Bize Züheyr b. Harb, İbn Ebu Ömer ve Amr en-Nakıd, onlara İbn Uyeyne, ona Zührî, bir önceki hadisin isnadıyla nakletmiştir. [İbn Uyeyne, 'Birbirinizle alakayı kesmeyin' ifadesini de eklemiştir.]
Bize Ubeydullah b. Ömer b. Meysere ve Ahmed b. Said es-Serhasî, onlara Ebu Âmir, ona Muhammed b. Hilal, ona babası Hilal, ona Ebu Hureyre (ra) rivayet ettiğine göre Hz. Peygamber (sav) şöyle buyurmuştur: "Bir müminin mümin kardeşine üç günden fazla dargın kalması helal değildir. Eğer üç gün geçerse onunla karşılaştığında selam versin. Eğer selamını alırsa ecri paylaşırlar. Eğer selamı almazsa günahıyla kalır." Ahmed şu ilavede bulunmuştur: "Selam veren dargınlık günahından kurtulmuş olur."
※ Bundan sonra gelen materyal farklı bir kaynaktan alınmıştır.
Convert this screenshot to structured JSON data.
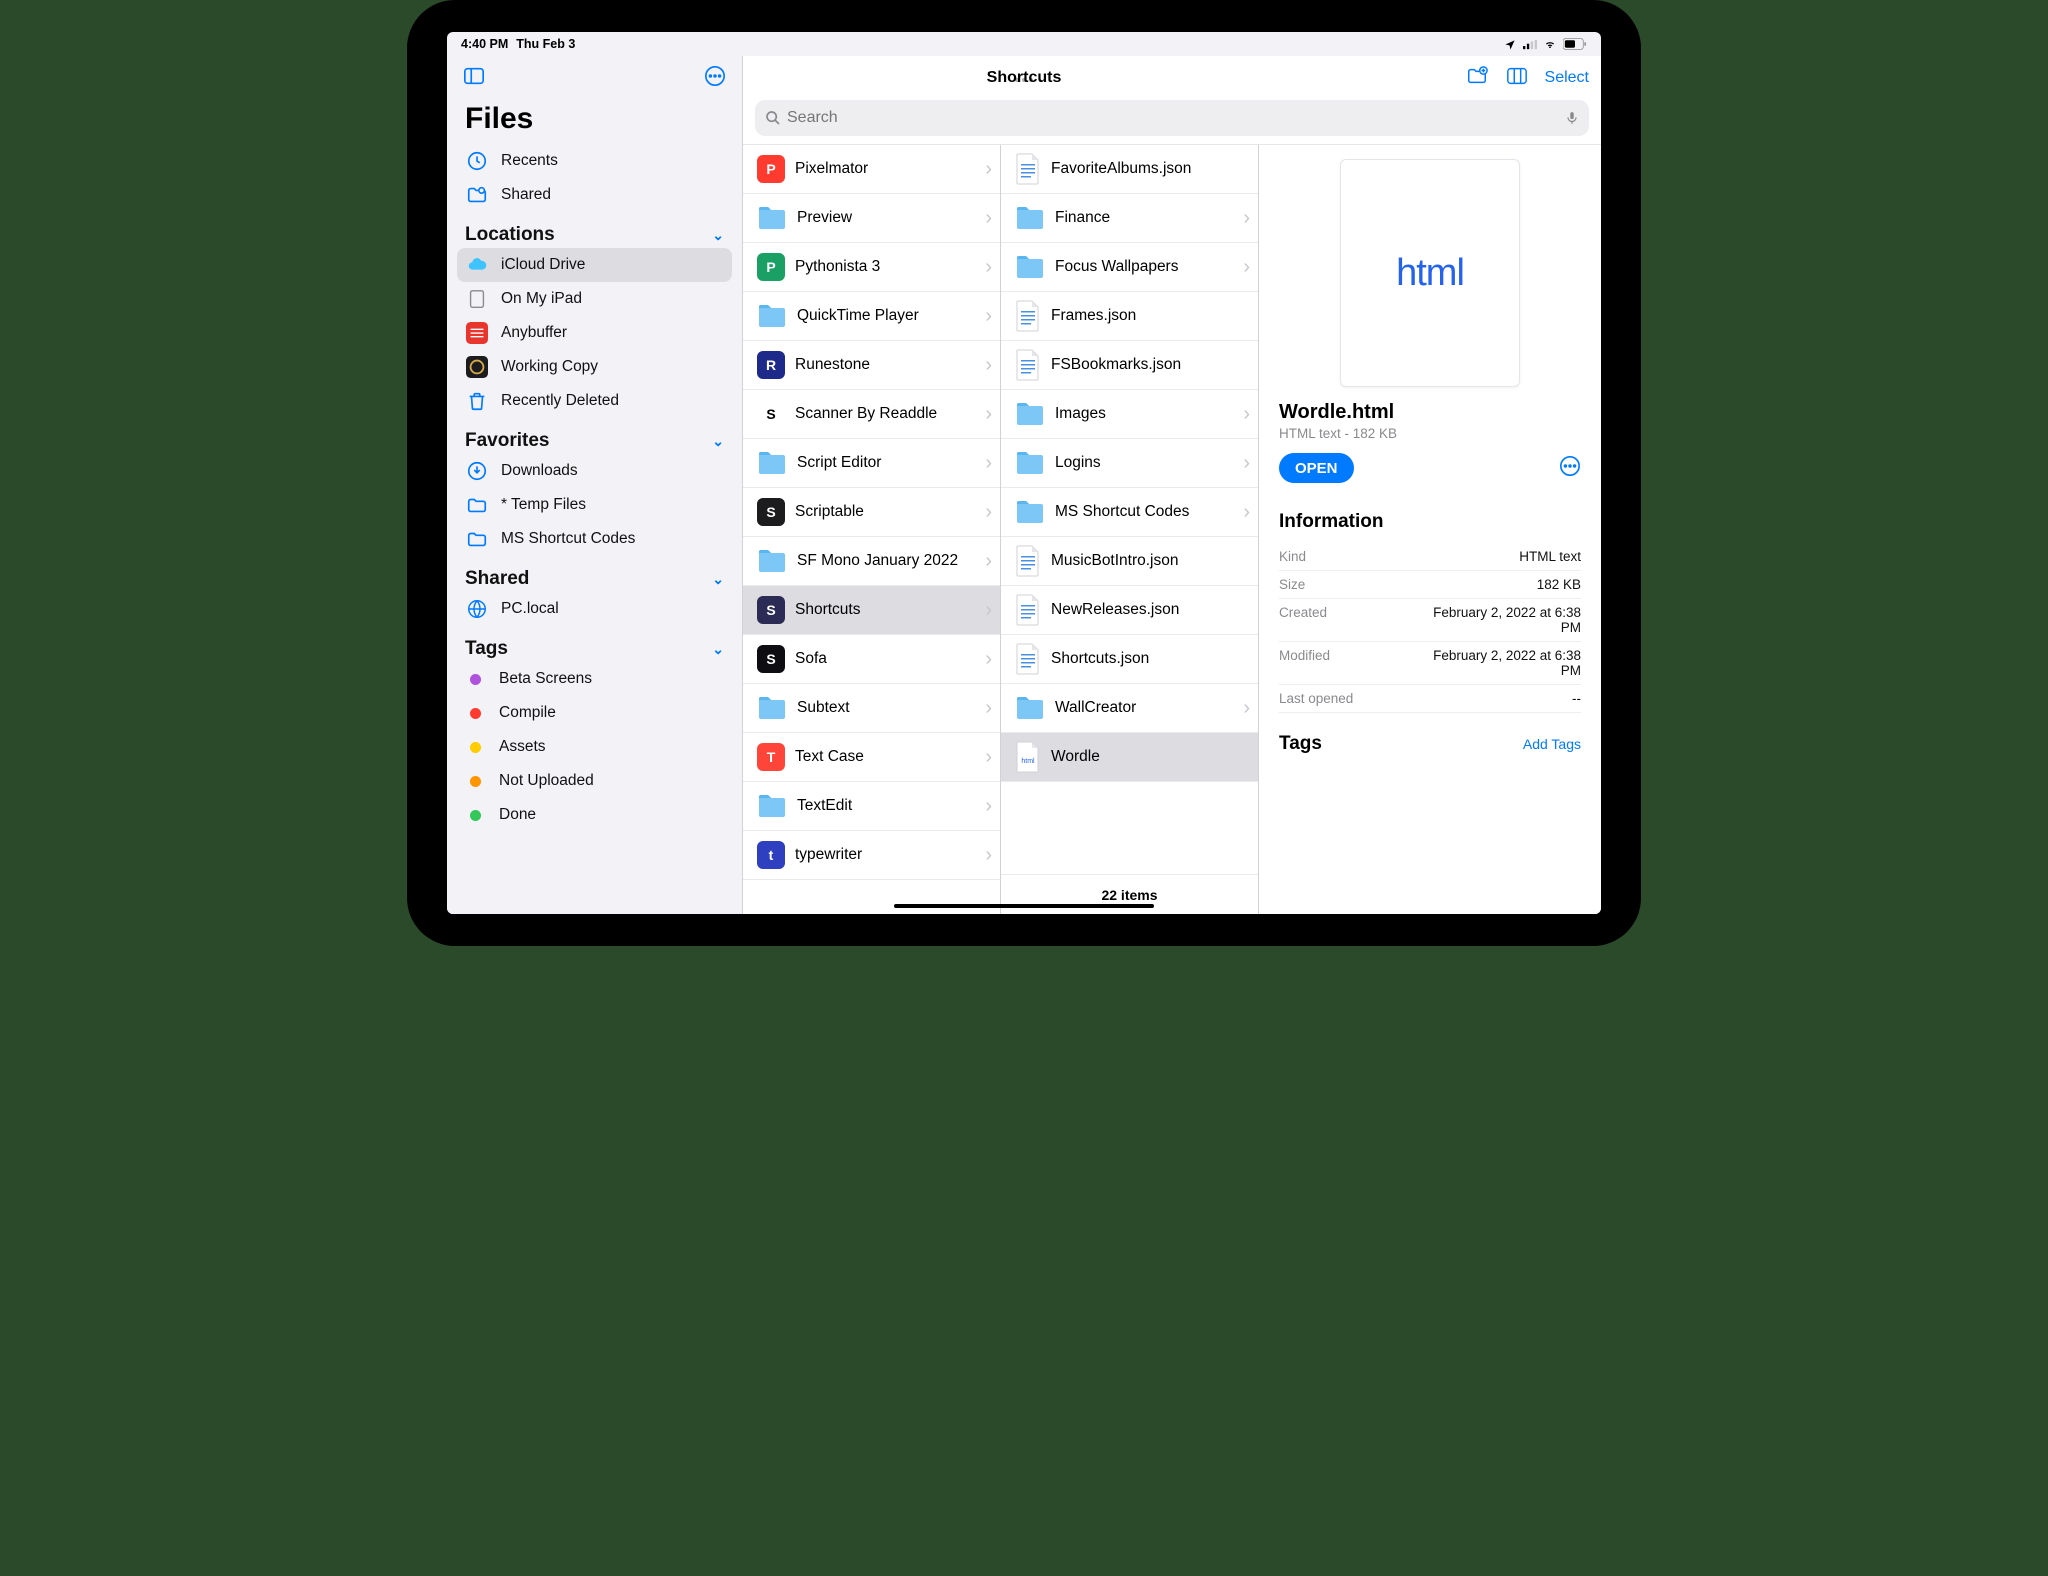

Bize Musa b. Davud, ona İbn Lehîa, ona Halid b. Ebu İmran, ona Nâfi, ona İbn Ömer'in söylediğine göre Hz. Peygamber şöyle buyurdu: "Müslüman, Müslümanın kardeşidir, ona zulmetmez, onu zor zamanda terk etmez. Muhammed'in canı elinde olana yemin olsun ki iki kişi birbirini sevdi mi aralarının açılmasına ancak ikisinden birisinin işlediği günah sebep olur." Hz. Peygamber (sav) ayrıca şöyle buyurmuştur: "Bir Müslümanın Müslüman kardeşi üzerinde iyilik kabilinden altı hakkı vardır: Aksırdığında ona dua etmek, hastalandığında ziyaret etmek, yanında da gıyabında da olsa onun iyiliğini İstemek, karşılaştığında ona selam vermek, davet ettiğinde icabet etmek, ölünce cenazesine katılmak. Hz. Peygamber (sav), bir Müslümanın Müslüman kardeşine üç günden fazla dargın durmasını da yasakladı."
Bize Ebu Yemân ona Şuayb, ona Zührî, ona da Enes b. Mâlik (ra), Rasulullah'ın (sav) şöyle buyurduğunu rivayet etmiştir: "Ey Müslümanlar! Birbirinize karşı buğz (düşmanlık) etmeyiniz, birbirinize hased etmeyiniz, birbirinize sırt çevirmeyiniz. Ey Allah'ın kulları! kardeş olunuz. Bir müslümanın, din kardeşine üç günden fazla dargın ve küs durması helal olmaz!"
Bize Abdullah b. Yusuf, ona Malik, ona İbn Şihab, ona da Enes b. Malik'in rivayet ettiğine göre Rasulullah (sav) şöyle buyurmuştur: "Birbirinize kin gütmeyiniz, birbirinize haset etmeyiniz, birbirinize sırt dönmeyiniz. Ey Allah'ın kulları! Kardeş olunuz. Bir müslümanın, müslüman kardeşine üç günden fazla küs durması helal değildir."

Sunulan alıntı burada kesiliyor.